So let us, if we can, rescue from oblivion the furrow of Germain, the cunning ploughman. He will know nothing about it, and will not be disturbed; but I shall have had a little pleasure in making the attempt.
“Germain,” his father-in-law said to him one day, “you must make up your mind to marry again. It’s almost two years since you lost my daughter, and your oldest boy is seven years old. You’re getting on toward thirty, my boy, and when a man passes that age, you know, in our province, he’s considered too old to begin housekeeping again. You have three fine children, and thus far they haven’t been a trouble to us. My wife and daughter-in-law have looked after them as well as they could, and loved them as they ought. There’s Petit-Pierre, he’s what you might call educated; he can drive oxen very handily already; he knows enough to keep the cattle in the meadow, and he’s strong enough to drive the horses to water. So he isn’t the one to be a burden to us; but the other two—we love them, God knows! poor innocent creatures!—cause us much anxiety this year. My daughter-in-law is about lying-in, and she still has a little one in her arms. When the one we expect has come, she won’t be able to look after your little Solange, and especially your little Sylvain, who isn’t four years old and hardly keeps still a minute day or night. His blood is hot, like yours: he’ll make a good workman, but he’s a terrible child, and my old woman can’t run fast enough now to catch him when he runs off toward the ditch or in among the feet of the cattle. And then, when my daughter-in-law brings this other one into the world, her last but one will be thrown on my wife’s hands for a month, at least. So your children worry us and overburden us. We don’t like to see children neglected; and when you think of the accidents that may happen to them for lack of watching, your mind’s never at rest. So you must have another wife, and I another daughter-in-law. Think it over, my boy. I’ve already warned you more than once; time flies, and the years won’t wait for you. You owe it to your children and to us, who want to have everything go right in the house, to marry as soon as possible.”

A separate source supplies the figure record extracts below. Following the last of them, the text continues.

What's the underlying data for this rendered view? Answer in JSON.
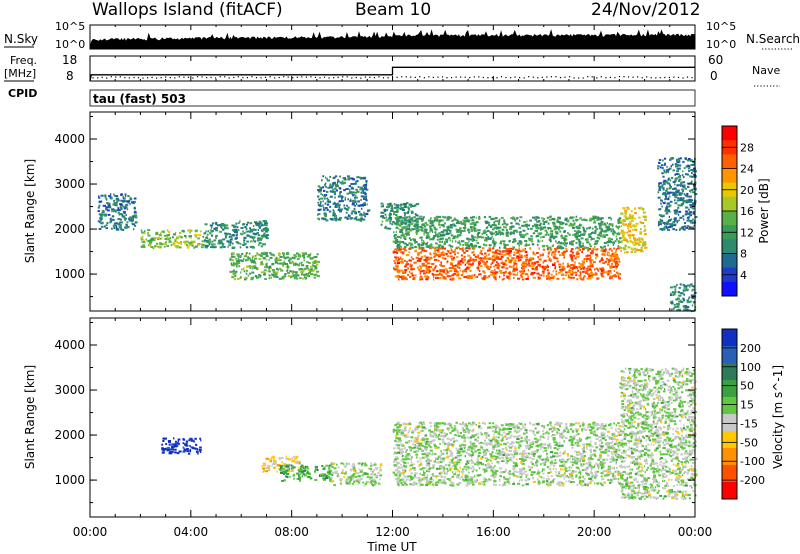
{
  "header": {
    "title": "Wallops Island (fitACF)",
    "beam": "Beam 10",
    "date": "24/Nov/2012",
    "cpid": "CPID",
    "program": "tau (fast) 503"
  },
  "top_panels": {
    "nsky_label": "N.Sky",
    "nsearch_label": "N.Search",
    "nsky_ticks": [
      "10^5",
      "10^0"
    ],
    "nsearch_ticks": [
      "10^5",
      "10^0"
    ],
    "freq_label": "Freq.",
    "freq_unit": "[MHz]",
    "freq_ticks": [
      "18",
      "8"
    ],
    "nave_label": "Nave",
    "nave_ticks": [
      "60",
      "0"
    ]
  },
  "power_colorbar": {
    "label": "Power [dB]",
    "ticks": [
      "28",
      "24",
      "20",
      "16",
      "12",
      "8",
      "4"
    ],
    "colors": [
      "#ff0000",
      "#ff3000",
      "#ff6000",
      "#ff9600",
      "#e8c800",
      "#a8c828",
      "#58b048",
      "#3a9a58",
      "#2c8a6e",
      "#1e6a90",
      "#1e3cc8",
      "#1010ff"
    ]
  },
  "velocity_colorbar": {
    "label": "Velocity [m s^-1]",
    "ticks": [
      "200",
      "100",
      "50",
      "15",
      "-15",
      "-50",
      "-100",
      "-200"
    ],
    "colors": [
      "#1030c0",
      "#2860b8",
      "#2e7a5a",
      "#3aa040",
      "#60c840",
      "#c8c8c8",
      "#ffc800",
      "#ff9000",
      "#ff5000",
      "#ff0000"
    ]
  },
  "axes": {
    "ylabel": "Slant Range [km]",
    "xlabel": "Time UT",
    "y_ticks": [
      "4000",
      "3000",
      "2000",
      "1000"
    ],
    "x_ticks": [
      "00:00",
      "04:00",
      "08:00",
      "12:00",
      "16:00",
      "20:00",
      "00:00"
    ]
  },
  "chart_data": [
    {
      "type": "heatmap",
      "name": "power",
      "xlabel": "Time UT",
      "ylabel": "Slant Range [km]",
      "xlim": [
        0,
        24
      ],
      "ylim": [
        180,
        4600
      ],
      "colorbar_label": "Power [dB]",
      "colorbar_range": [
        0,
        32
      ],
      "regions": [
        {
          "t": [
            0.3,
            1.8
          ],
          "r": [
            2000,
            2800
          ],
          "value": 8
        },
        {
          "t": [
            2.0,
            4.5
          ],
          "r": [
            1600,
            2000
          ],
          "value": 16
        },
        {
          "t": [
            4.5,
            7.0
          ],
          "r": [
            1600,
            2200
          ],
          "value": 10
        },
        {
          "t": [
            5.5,
            9.0
          ],
          "r": [
            900,
            1500
          ],
          "value": 14
        },
        {
          "t": [
            9.0,
            11.0
          ],
          "r": [
            2200,
            3200
          ],
          "value": 8
        },
        {
          "t": [
            11.5,
            13.0
          ],
          "r": [
            2000,
            2600
          ],
          "value": 10
        },
        {
          "t": [
            12.0,
            21.0
          ],
          "r": [
            900,
            1600
          ],
          "value": 26
        },
        {
          "t": [
            12.0,
            21.0
          ],
          "r": [
            1600,
            2300
          ],
          "value": 12
        },
        {
          "t": [
            21.0,
            22.0
          ],
          "r": [
            1500,
            2500
          ],
          "value": 20
        },
        {
          "t": [
            22.5,
            24.0
          ],
          "r": [
            2000,
            3600
          ],
          "value": 8
        },
        {
          "t": [
            23.0,
            24.0
          ],
          "r": [
            200,
            800
          ],
          "value": 10
        }
      ]
    },
    {
      "type": "heatmap",
      "name": "velocity",
      "xlabel": "Time UT",
      "ylabel": "Slant Range [km]",
      "xlim": [
        0,
        24
      ],
      "ylim": [
        180,
        4600
      ],
      "colorbar_label": "Velocity [m s^-1]",
      "colorbar_range": [
        -200,
        200
      ],
      "regions": [
        {
          "t": [
            2.8,
            4.4
          ],
          "r": [
            1600,
            1950
          ],
          "value": 200
        },
        {
          "t": [
            6.8,
            8.3
          ],
          "r": [
            1200,
            1550
          ],
          "value": -50
        },
        {
          "t": [
            7.5,
            9.5
          ],
          "r": [
            1000,
            1350
          ],
          "value": 50
        },
        {
          "t": [
            9.5,
            11.5
          ],
          "r": [
            900,
            1400
          ],
          "value": 0
        },
        {
          "t": [
            12.0,
            21.0
          ],
          "r": [
            900,
            2300
          ],
          "value": 0
        },
        {
          "t": [
            21.0,
            24.0
          ],
          "r": [
            600,
            3500
          ],
          "value": 0
        }
      ]
    },
    {
      "type": "line",
      "name": "N.Sky",
      "xlim": [
        0,
        24
      ],
      "y_scale": "log",
      "ylim": [
        1,
        100000
      ]
    },
    {
      "type": "line",
      "name": "Freq.",
      "xlim": [
        0,
        24
      ],
      "ylim": [
        8,
        18
      ],
      "x": [
        0,
        0.05,
        12.0,
        12.0,
        24
      ],
      "y": [
        8,
        10.5,
        10.5,
        13.5,
        13.5
      ]
    }
  ]
}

“Well, father,” the son-in-law replied, “if you really want me to do it, I must gratify you. But I don’t propose to conceal from you that it will cause me a great deal of annoyance, and that I’d about as lief drown myself. You know what you’ve lost, and you don’t know what you may find. I had an excellent wife, a good-looking wife, sweet and brave, good to her father and mother, good to her husband, good to her children, a good worker, in the fields or in the house, clever about her work, good at everything, in fact; and when you gave her to me, when I took her, it wasn’t one of the conditions that I should forget her if I had the bad luck to lose her.”